For the subtraction to be valid, both matrices must have the same dimensions, meaning they have the same number of rows and columns.

• Step-by-step Subtraction: To subtract two matrices, identify the corresponding elements, or positions, in each matrix and perform the subtraction for each pair of elements.
• Element-wise Subtraction: The result is a new matrix where each element is the difference between corresponding elements in the original matrices.

In this specific exercise, we performed element-wise subtraction of two matrices of size 2x3, resulting in a new matrix of the same size.

Elementary arithmetic is the foundation of all mathematical operations and includes basic operations such as addition, subtraction, multiplication, and division.
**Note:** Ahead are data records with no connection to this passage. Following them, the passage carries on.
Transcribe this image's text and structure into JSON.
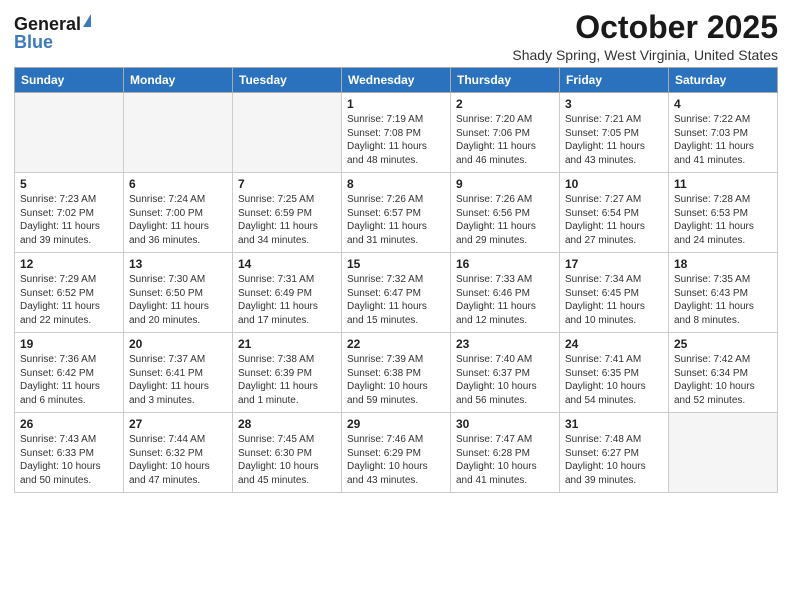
{
  "logo": {
    "general": "General",
    "blue": "Blue",
    "triangle_color": "#3a7abf"
  },
  "title": {
    "month": "October 2025",
    "location": "Shady Spring, West Virginia, United States"
  },
  "header_color": "#2a72be",
  "days_of_week": [
    "Sunday",
    "Monday",
    "Tuesday",
    "Wednesday",
    "Thursday",
    "Friday",
    "Saturday"
  ],
  "weeks": [
    [
      {
        "day": "",
        "info": ""
      },
      {
        "day": "",
        "info": ""
      },
      {
        "day": "",
        "info": ""
      },
      {
        "day": "1",
        "info": "Sunrise: 7:19 AM\nSunset: 7:08 PM\nDaylight: 11 hours\nand 48 minutes."
      },
      {
        "day": "2",
        "info": "Sunrise: 7:20 AM\nSunset: 7:06 PM\nDaylight: 11 hours\nand 46 minutes."
      },
      {
        "day": "3",
        "info": "Sunrise: 7:21 AM\nSunset: 7:05 PM\nDaylight: 11 hours\nand 43 minutes."
      },
      {
        "day": "4",
        "info": "Sunrise: 7:22 AM\nSunset: 7:03 PM\nDaylight: 11 hours\nand 41 minutes."
      }
    ],
    [
      {
        "day": "5",
        "info": "Sunrise: 7:23 AM\nSunset: 7:02 PM\nDaylight: 11 hours\nand 39 minutes."
      },
      {
        "day": "6",
        "info": "Sunrise: 7:24 AM\nSunset: 7:00 PM\nDaylight: 11 hours\nand 36 minutes."
      },
      {
        "day": "7",
        "info": "Sunrise: 7:25 AM\nSunset: 6:59 PM\nDaylight: 11 hours\nand 34 minutes."
      },
      {
        "day": "8",
        "info": "Sunrise: 7:26 AM\nSunset: 6:57 PM\nDaylight: 11 hours\nand 31 minutes."
      },
      {
        "day": "9",
        "info": "Sunrise: 7:26 AM\nSunset: 6:56 PM\nDaylight: 11 hours\nand 29 minutes."
      },
      {
        "day": "10",
        "info": "Sunrise: 7:27 AM\nSunset: 6:54 PM\nDaylight: 11 hours\nand 27 minutes."
      },
      {
        "day": "11",
        "info": "Sunrise: 7:28 AM\nSunset: 6:53 PM\nDaylight: 11 hours\nand 24 minutes."
      }
    ],
    [
      {
        "day": "12",
        "info": "Sunrise: 7:29 AM\nSunset: 6:52 PM\nDaylight: 11 hours\nand 22 minutes."
      },
      {
        "day": "13",
        "info": "Sunrise: 7:30 AM\nSunset: 6:50 PM\nDaylight: 11 hours\nand 20 minutes."
      },
      {
        "day": "14",
        "info": "Sunrise: 7:31 AM\nSunset: 6:49 PM\nDaylight: 11 hours\nand 17 minutes."
      },
      {
        "day": "15",
        "info": "Sunrise: 7:32 AM\nSunset: 6:47 PM\nDaylight: 11 hours\nand 15 minutes."
      },
      {
        "day": "16",
        "info": "Sunrise: 7:33 AM\nSunset: 6:46 PM\nDaylight: 11 hours\nand 12 minutes."
      },
      {
        "day": "17",
        "info": "Sunrise: 7:34 AM\nSunset: 6:45 PM\nDaylight: 11 hours\nand 10 minutes."
      },
      {
        "day": "18",
        "info": "Sunrise: 7:35 AM\nSunset: 6:43 PM\nDaylight: 11 hours\nand 8 minutes."
      }
    ],
    [
      {
        "day": "19",
        "info": "Sunrise: 7:36 AM\nSunset: 6:42 PM\nDaylight: 11 hours\nand 6 minutes."
      },
      {
        "day": "20",
        "info": "Sunrise: 7:37 AM\nSunset: 6:41 PM\nDaylight: 11 hours\nand 3 minutes."
      },
      {
        "day": "21",
        "info": "Sunrise: 7:38 AM\nSunset: 6:39 PM\nDaylight: 11 hours\nand 1 minute."
      },
      {
        "day": "22",
        "info": "Sunrise: 7:39 AM\nSunset: 6:38 PM\nDaylight: 10 hours\nand 59 minutes."
      },
      {
        "day": "23",
        "info": "Sunrise: 7:40 AM\nSunset: 6:37 PM\nDaylight: 10 hours\nand 56 minutes."
      },
      {
        "day": "24",
        "info": "Sunrise: 7:41 AM\nSunset: 6:35 PM\nDaylight: 10 hours\nand 54 minutes."
      },
      {
        "day": "25",
        "info": "Sunrise: 7:42 AM\nSunset: 6:34 PM\nDaylight: 10 hours\nand 52 minutes."
      }
    ],
    [
      {
        "day": "26",
        "info": "Sunrise: 7:43 AM\nSunset: 6:33 PM\nDaylight: 10 hours\nand 50 minutes."
      },
      {
        "day": "27",
        "info": "Sunrise: 7:44 AM\nSunset: 6:32 PM\nDaylight: 10 hours\nand 47 minutes."
      },
      {
        "day": "28",
        "info": "Sunrise: 7:45 AM\nSunset: 6:30 PM\nDaylight: 10 hours\nand 45 minutes."
      },
      {
        "day": "29",
        "info": "Sunrise: 7:46 AM\nSunset: 6:29 PM\nDaylight: 10 hours\nand 43 minutes."
      },
      {
        "day": "30",
        "info": "Sunrise: 7:47 AM\nSunset: 6:28 PM\nDaylight: 10 hours\nand 41 minutes."
      },
      {
        "day": "31",
        "info": "Sunrise: 7:48 AM\nSunset: 6:27 PM\nDaylight: 10 hours\nand 39 minutes."
      },
      {
        "day": "",
        "info": ""
      }
    ]
  ]
}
In matrix subtraction, we specifically use the subtraction operation.
For matrix elements,

• Subtraction: Take two numbers, say "a" and "b", and perform "a - b" to get the resulting value for the position in the result matrix.
• Handling Signs: Pay extra attention to the signs of numbers, especially when subtracting negative numbers, as they can turn into additional operations (e.g., subtracting a negative becomes addition).

This exercise showed careful application of subtraction by explicitly subtracting corresponding elements from each matrix, resulting in our final matrix answer.

Linear algebra extends the arithmetic operations to matrix operations and is a branch of mathematics concerning linear equations, vectors, and matrices. Understanding matrix subtraction is crucial because it applies to more complex problems in linear algebra, such as solving systems of equations and transformations.

• Matrix as Linear Map: A matrix can be thought of as a linear transformation when acting on vectors. Subtraction modifies these transformations.
• Applications of Subtraction: Recognizing that matrix operations, like subtraction, translate to real-world applications in computer graphics, statistics, and scientific computation.

The exercise performed is a simple illustration within linear algebra of how matrices are manipulated and form the basis for solving more complex equations and transformations encountered in the field.